Which is not to say I won't still watch The Real Housewives of New York and New Jersey, the O.C. and ohmygodIcannotwait! for the new season of Beverly Hills, but when I do I plan on watching while eating a spinach salad sprinkled with ground Doritos. You know, because spinach is good for you.

My kind of cuisine.
xo,
S

p.s. Seriously though...one leg or crazy eyes? Why is the choice so hard?

Monday, October 1, 2012

Hang Up

Did you hear that horrible story about the (child-aged person) who was (past tense verb) by the (anything here, really)? This is my Misery Pørn Mad Libs, a stab at being funny when there is little to find ha ha. The thing is, I think I am addicted to stories of terrible things that go bump in the light. Take the Huffington Post, for example. In the morning I read the headlines on my phone while on the bus: titles about GOP fundraisers, Dem Polls, the Human Cost of Drones and bugs found with the iPhone 5S. I do not open any of these stories, scanning instead until I find something about a mom who killed her baby and cooked it.
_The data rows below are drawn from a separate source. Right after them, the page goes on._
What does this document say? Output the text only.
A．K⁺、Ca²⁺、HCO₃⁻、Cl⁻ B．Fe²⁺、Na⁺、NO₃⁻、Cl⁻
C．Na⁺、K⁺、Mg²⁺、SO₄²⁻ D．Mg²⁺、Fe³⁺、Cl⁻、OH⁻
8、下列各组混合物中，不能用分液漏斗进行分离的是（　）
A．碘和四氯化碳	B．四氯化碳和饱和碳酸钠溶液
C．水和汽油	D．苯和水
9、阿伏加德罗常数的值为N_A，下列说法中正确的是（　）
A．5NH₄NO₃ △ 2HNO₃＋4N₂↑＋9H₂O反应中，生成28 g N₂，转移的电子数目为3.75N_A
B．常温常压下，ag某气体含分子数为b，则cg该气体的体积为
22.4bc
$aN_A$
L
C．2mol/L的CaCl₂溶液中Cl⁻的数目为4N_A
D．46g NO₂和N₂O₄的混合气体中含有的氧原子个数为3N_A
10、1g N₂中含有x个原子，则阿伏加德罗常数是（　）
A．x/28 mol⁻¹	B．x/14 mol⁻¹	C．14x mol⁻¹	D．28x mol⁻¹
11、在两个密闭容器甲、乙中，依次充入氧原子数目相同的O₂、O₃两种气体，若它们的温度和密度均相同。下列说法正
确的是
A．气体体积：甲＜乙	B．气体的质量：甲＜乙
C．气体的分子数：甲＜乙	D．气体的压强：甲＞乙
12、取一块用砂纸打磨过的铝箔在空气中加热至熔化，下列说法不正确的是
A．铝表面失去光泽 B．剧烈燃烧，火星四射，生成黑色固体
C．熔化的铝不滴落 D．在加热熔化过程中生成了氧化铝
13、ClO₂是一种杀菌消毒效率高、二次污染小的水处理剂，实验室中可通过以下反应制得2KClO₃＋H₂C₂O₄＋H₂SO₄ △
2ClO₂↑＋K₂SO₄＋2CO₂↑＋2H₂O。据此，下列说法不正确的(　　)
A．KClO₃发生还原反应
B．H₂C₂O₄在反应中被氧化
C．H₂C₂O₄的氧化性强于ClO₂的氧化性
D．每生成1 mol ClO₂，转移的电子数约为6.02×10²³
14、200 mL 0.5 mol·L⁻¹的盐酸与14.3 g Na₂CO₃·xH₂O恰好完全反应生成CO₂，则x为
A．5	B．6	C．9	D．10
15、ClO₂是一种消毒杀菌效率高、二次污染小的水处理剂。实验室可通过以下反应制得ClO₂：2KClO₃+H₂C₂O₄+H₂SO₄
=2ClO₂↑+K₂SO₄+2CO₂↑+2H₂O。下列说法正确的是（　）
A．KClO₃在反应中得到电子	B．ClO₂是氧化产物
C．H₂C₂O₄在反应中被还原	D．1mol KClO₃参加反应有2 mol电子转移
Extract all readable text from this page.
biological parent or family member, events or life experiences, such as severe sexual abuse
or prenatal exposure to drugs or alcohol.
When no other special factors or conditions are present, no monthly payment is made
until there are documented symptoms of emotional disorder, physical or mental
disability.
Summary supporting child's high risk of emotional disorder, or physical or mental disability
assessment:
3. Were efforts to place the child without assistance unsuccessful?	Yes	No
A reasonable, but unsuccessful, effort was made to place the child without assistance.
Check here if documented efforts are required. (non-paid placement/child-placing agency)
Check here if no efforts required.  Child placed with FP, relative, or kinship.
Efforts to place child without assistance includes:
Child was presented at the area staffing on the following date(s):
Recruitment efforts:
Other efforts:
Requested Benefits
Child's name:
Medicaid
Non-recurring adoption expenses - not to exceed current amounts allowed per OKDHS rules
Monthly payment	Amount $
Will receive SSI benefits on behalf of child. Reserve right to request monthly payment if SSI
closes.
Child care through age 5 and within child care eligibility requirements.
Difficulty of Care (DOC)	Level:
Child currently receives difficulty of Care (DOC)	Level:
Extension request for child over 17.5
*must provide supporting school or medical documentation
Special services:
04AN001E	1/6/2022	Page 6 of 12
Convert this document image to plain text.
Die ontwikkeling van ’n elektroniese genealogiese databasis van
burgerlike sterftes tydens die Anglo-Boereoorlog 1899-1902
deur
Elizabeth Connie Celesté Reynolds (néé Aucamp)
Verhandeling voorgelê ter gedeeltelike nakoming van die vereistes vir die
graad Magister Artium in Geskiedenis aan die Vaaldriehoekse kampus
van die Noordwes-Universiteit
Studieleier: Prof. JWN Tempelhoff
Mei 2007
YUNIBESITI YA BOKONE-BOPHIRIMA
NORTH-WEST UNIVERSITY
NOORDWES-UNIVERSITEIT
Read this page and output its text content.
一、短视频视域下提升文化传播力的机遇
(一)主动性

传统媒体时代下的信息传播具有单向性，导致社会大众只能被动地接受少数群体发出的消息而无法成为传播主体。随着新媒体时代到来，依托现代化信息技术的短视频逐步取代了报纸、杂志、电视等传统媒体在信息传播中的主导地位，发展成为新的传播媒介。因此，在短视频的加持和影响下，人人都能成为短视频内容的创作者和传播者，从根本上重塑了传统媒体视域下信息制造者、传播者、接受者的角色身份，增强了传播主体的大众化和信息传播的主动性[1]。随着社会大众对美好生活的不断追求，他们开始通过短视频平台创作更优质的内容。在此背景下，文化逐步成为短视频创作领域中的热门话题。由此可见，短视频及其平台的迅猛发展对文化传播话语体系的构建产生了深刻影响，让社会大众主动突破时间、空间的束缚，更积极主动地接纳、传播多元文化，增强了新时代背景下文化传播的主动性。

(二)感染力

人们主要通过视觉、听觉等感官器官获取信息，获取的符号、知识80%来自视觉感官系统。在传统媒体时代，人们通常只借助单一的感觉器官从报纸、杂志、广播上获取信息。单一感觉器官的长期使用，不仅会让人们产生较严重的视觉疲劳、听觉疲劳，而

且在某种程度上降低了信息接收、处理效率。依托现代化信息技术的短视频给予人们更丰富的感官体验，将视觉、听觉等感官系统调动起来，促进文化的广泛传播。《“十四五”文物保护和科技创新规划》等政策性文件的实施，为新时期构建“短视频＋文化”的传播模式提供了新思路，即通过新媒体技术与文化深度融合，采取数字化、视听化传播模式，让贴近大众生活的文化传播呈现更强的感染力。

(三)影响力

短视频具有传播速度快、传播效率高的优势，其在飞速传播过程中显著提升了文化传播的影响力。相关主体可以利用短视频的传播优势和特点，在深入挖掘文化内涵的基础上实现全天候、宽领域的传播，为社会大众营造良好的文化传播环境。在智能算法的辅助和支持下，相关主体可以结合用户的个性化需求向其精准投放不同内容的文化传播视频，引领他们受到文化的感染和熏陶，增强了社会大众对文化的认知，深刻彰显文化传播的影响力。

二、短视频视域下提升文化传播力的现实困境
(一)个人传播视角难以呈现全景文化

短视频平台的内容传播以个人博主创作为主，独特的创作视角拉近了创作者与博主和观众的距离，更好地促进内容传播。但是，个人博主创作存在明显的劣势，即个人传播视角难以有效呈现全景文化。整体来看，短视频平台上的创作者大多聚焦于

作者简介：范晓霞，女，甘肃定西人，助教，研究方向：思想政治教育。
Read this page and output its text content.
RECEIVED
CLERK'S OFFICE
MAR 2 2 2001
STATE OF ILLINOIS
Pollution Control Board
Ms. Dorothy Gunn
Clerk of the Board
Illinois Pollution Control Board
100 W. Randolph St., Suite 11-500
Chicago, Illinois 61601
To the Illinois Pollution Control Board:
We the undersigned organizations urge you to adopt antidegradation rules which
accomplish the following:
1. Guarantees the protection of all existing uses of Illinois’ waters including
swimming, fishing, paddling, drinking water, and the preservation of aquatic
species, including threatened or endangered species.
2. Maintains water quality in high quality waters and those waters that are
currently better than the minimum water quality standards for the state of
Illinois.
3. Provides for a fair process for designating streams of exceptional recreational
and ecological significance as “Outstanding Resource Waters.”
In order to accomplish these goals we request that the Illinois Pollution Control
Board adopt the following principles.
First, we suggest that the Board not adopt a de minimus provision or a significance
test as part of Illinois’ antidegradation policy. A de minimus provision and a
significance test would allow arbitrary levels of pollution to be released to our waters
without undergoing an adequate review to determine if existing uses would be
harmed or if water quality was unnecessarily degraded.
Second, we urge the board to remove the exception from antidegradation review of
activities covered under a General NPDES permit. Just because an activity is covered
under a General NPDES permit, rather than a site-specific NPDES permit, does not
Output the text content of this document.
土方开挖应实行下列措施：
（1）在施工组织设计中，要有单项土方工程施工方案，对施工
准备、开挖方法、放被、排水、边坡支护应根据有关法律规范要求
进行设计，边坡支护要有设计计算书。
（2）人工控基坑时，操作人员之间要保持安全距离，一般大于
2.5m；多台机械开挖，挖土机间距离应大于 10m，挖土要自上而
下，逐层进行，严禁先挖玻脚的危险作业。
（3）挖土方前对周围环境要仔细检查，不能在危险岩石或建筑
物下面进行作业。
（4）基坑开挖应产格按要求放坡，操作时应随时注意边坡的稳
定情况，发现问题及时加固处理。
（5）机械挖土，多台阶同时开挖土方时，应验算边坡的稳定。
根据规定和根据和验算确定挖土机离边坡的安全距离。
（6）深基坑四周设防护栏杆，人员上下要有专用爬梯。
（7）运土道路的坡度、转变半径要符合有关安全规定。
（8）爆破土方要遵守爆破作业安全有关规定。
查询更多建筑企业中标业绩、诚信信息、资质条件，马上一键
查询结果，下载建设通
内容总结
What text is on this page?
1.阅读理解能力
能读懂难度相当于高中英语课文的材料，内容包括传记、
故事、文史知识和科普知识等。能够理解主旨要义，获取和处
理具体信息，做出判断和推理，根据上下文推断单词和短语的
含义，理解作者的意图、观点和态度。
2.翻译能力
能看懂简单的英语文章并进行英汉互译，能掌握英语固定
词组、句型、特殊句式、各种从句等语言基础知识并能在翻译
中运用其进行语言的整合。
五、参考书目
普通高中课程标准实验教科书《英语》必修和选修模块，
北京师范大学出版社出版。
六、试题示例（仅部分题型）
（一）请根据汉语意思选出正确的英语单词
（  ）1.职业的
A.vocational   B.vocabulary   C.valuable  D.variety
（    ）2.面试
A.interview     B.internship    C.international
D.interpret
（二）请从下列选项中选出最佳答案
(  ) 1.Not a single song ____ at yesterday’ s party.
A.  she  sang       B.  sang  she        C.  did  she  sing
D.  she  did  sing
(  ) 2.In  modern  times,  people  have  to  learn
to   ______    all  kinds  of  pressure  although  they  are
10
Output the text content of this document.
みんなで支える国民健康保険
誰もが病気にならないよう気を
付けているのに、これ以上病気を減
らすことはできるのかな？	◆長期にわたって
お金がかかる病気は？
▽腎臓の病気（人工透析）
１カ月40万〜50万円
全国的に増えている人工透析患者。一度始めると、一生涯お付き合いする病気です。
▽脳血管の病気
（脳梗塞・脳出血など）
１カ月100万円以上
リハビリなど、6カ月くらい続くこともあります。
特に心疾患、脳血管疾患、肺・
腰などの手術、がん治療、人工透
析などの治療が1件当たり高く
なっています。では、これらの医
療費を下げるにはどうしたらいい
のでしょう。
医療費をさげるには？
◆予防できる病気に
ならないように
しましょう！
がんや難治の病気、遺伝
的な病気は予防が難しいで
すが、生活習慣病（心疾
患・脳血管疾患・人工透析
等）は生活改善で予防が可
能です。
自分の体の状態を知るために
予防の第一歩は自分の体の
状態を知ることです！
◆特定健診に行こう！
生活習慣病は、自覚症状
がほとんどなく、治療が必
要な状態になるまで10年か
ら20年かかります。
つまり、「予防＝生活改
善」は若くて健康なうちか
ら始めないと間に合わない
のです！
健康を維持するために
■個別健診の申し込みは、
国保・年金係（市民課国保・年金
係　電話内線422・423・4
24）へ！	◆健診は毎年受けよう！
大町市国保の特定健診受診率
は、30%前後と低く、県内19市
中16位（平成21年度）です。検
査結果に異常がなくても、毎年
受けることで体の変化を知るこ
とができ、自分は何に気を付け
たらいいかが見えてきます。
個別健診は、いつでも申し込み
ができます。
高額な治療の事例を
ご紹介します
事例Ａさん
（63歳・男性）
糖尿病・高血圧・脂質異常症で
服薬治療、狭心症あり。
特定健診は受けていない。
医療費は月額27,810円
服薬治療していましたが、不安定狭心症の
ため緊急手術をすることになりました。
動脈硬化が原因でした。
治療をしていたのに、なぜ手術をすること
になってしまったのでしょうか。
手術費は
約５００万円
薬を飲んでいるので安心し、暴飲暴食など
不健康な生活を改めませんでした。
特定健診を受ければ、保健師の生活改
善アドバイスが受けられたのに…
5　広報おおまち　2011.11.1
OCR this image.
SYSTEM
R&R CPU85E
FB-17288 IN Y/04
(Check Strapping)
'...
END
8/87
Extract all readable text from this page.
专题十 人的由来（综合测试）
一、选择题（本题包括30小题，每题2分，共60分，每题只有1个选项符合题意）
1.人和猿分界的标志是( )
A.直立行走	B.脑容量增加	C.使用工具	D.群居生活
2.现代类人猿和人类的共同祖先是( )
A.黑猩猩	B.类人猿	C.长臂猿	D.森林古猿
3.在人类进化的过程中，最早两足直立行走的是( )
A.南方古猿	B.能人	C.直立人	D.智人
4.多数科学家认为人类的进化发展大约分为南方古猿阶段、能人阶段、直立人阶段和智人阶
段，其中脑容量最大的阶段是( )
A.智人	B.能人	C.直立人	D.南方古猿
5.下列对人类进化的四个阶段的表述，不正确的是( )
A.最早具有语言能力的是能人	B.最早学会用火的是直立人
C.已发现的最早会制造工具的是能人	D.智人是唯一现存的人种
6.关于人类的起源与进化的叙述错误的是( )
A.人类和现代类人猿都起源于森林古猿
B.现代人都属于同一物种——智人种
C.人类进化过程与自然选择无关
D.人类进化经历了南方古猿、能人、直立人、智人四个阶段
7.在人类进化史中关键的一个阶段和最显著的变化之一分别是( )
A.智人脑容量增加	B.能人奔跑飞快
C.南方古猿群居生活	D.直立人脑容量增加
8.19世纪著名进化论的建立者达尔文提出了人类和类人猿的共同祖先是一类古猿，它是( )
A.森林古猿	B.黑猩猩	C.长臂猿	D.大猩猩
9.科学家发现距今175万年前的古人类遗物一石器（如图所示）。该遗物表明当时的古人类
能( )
I hesitate for a second before clicking, but I do and then I read it and feel absolutely sick with oh god, fuck no, why. 
Why do I do this? The mere act of clicking a link a talisman of sorts to pleasepleaseplease, keep it a story.

(Last week a local 12 year old girl was hit by a car and died. And every day since then I read the same article in the paper with very little updates. She was riding her bike home. They do not suspect alcohol was involved. The same photos of a white dented Suburban and a pile of stuffed animals on the street corner.)

This is the way the world works. Tragedy mistaken for profundity. All of us so close to being written about as a (insert age) year old woman and her (insert age) year old child. Keep it far away, I think, not me, the musical chairs of it all unsettling enough that I download Jaycee Dugard's book, A Stolen Life, curious and thin with fear.